Voltar para o bancoCocos Gram-positivos
Streptococcus pyogenes (grupo A)
Cocos Gram-positivos em cadeias
Identificação e Crescimento
Identificação
- Catalase negativa, PYR positiva
- Sensível a bacitracina (disco 0,04 U)
- Látex grupo A de Lancefield
Como cresce
- Ágar sangue de carneiro: colônias pequenas, translúcidas, beta-hemólise ampla
- 35–37 °C com 5% CO₂, 18–24 h
Importância Clínica
- Faringoamigdalite, escarlatina, erisipela, fasciíte necrotizante
Resistência Intrínseca
- Aztreonam, colistina, aminoglicosídeos (baixo nível) e sulfonamidas sem atividade clínica
Alertas de Bancada
- Nunca houve relato de resistência à penicilina — reportar S sem testar
- Testar macrolídeos e clindamicina (com D-test) para alérgicos
Notas Clínicas
Apresentações clínicas
- Causa faringoamigdalite aguda, impetigo, erisipela e celulite, além de escarlatina mediada por toxina eritrogênica.

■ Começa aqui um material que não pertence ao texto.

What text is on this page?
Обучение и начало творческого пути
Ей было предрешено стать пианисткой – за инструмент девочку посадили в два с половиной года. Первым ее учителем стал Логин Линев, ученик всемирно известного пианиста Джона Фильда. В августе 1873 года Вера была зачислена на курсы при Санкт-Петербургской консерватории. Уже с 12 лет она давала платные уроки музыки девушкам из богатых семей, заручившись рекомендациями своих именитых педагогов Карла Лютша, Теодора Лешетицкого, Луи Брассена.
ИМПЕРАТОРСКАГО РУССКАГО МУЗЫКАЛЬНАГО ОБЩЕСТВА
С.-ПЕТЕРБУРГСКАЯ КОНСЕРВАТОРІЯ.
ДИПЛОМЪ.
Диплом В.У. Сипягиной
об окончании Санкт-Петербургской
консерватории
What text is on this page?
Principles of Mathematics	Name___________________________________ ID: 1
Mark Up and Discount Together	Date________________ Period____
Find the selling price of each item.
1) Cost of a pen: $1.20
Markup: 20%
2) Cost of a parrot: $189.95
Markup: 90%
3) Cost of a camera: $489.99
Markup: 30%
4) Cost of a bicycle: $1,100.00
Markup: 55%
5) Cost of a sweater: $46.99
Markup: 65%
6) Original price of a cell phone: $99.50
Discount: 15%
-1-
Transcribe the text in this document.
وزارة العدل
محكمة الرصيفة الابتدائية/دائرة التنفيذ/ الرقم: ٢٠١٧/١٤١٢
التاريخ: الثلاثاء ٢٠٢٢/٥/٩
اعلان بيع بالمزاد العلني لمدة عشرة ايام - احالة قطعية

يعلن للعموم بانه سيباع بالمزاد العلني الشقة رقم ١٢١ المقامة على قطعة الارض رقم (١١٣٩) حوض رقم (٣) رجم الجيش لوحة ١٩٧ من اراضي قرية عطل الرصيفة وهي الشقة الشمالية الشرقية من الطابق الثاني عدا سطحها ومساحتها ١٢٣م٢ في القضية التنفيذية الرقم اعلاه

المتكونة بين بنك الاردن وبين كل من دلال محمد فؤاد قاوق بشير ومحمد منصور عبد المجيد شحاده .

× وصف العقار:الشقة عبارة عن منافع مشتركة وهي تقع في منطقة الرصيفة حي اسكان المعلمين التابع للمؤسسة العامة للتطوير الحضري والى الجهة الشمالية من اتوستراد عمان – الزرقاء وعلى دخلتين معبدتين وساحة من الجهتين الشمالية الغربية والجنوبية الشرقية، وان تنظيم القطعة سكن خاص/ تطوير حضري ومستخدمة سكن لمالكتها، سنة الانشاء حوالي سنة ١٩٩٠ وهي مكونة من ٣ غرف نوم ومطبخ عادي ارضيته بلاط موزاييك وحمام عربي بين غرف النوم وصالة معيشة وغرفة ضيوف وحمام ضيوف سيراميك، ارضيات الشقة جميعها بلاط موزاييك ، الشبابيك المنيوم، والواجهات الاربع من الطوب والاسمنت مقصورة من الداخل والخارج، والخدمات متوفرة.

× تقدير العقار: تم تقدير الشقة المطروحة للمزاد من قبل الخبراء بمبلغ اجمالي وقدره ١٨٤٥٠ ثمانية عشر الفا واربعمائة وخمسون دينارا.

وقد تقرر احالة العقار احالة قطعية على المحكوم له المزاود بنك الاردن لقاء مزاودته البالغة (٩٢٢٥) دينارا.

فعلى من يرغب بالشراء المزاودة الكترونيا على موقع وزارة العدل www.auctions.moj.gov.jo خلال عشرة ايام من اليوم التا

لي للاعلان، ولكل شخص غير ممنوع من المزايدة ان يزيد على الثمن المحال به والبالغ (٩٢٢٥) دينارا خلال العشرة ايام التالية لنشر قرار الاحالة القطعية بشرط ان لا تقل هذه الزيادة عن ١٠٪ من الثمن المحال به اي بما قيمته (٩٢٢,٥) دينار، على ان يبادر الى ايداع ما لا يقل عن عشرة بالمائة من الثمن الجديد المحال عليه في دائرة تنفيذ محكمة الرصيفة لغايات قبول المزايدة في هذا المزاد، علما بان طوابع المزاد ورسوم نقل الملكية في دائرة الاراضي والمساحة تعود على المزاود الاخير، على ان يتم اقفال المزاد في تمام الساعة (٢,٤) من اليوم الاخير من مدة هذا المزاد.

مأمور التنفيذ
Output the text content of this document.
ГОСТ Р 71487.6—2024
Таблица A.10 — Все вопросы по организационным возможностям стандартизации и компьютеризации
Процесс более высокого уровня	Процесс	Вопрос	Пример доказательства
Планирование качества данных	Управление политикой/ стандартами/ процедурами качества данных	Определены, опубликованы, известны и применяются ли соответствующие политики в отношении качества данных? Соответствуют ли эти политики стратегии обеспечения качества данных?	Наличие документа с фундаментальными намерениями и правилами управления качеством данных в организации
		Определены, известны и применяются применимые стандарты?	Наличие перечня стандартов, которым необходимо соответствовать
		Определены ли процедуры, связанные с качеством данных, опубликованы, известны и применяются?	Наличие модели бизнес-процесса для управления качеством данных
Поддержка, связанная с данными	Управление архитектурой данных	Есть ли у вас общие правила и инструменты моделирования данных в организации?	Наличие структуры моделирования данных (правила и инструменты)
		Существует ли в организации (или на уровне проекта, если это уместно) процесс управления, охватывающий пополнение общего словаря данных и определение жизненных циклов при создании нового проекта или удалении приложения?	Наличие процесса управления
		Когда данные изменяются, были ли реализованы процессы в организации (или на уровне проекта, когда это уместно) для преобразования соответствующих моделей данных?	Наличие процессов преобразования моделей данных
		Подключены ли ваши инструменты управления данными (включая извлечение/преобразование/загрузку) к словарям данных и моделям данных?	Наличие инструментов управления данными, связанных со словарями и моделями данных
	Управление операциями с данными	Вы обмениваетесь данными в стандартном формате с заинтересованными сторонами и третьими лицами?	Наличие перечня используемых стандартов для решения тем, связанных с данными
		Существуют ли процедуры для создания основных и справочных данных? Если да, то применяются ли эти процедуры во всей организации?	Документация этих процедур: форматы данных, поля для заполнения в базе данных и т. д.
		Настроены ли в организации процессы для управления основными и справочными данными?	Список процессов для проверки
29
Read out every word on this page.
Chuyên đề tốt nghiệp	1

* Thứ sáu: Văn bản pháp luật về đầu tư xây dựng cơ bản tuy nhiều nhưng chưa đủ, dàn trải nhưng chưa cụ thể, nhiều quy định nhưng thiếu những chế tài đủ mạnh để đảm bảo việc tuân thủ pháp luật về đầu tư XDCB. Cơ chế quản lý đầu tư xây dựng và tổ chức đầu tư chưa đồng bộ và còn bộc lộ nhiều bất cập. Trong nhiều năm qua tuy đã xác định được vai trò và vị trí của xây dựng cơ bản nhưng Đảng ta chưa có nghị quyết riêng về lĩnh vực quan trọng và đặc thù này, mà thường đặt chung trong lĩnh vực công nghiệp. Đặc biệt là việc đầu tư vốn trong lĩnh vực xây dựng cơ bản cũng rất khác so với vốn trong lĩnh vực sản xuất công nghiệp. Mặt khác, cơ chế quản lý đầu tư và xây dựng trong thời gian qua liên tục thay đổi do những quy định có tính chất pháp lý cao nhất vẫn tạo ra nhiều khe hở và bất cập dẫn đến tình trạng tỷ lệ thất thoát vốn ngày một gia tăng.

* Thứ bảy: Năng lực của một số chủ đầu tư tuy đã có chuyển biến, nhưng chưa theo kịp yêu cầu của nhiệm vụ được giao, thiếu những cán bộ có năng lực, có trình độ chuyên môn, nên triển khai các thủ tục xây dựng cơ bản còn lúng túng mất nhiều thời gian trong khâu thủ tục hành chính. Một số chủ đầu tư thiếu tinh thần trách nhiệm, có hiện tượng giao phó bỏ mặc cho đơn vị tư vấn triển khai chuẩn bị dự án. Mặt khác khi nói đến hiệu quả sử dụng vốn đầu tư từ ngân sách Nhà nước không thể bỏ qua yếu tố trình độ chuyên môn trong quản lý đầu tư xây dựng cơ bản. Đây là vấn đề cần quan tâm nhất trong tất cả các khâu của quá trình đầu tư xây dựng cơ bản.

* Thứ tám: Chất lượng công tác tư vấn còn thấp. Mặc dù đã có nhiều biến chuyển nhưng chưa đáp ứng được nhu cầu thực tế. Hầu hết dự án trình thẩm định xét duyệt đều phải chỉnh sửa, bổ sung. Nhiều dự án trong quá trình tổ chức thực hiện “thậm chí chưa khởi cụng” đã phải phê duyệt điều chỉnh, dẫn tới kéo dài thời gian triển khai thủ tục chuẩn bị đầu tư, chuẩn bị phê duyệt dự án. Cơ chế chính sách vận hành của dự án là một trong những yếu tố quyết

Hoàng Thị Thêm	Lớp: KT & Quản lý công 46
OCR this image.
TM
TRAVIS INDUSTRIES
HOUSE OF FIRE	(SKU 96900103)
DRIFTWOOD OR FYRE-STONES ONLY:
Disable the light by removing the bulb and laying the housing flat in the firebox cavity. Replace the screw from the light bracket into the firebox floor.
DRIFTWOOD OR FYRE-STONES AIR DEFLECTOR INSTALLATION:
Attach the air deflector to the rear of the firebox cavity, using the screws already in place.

- Provoca infecções invasivas graves, incluindo fascite necrosante e síndrome do choque tóxico estreptocócico.
- Está associado a sequelas pós-infecciosas não supurativas: febre reumática e glomerulonefrite pós-estreptocócica.
Amostras e coleta
- Swab de orofaringe deve tocar ambas as tonsilas e a parede posterior da faringe, evitando contato com língua e mucosa oral.
- Testes rápidos de detecção de antígeno têm alta especificidade, mas resultado negativo em criança deve ser confirmado por cultura.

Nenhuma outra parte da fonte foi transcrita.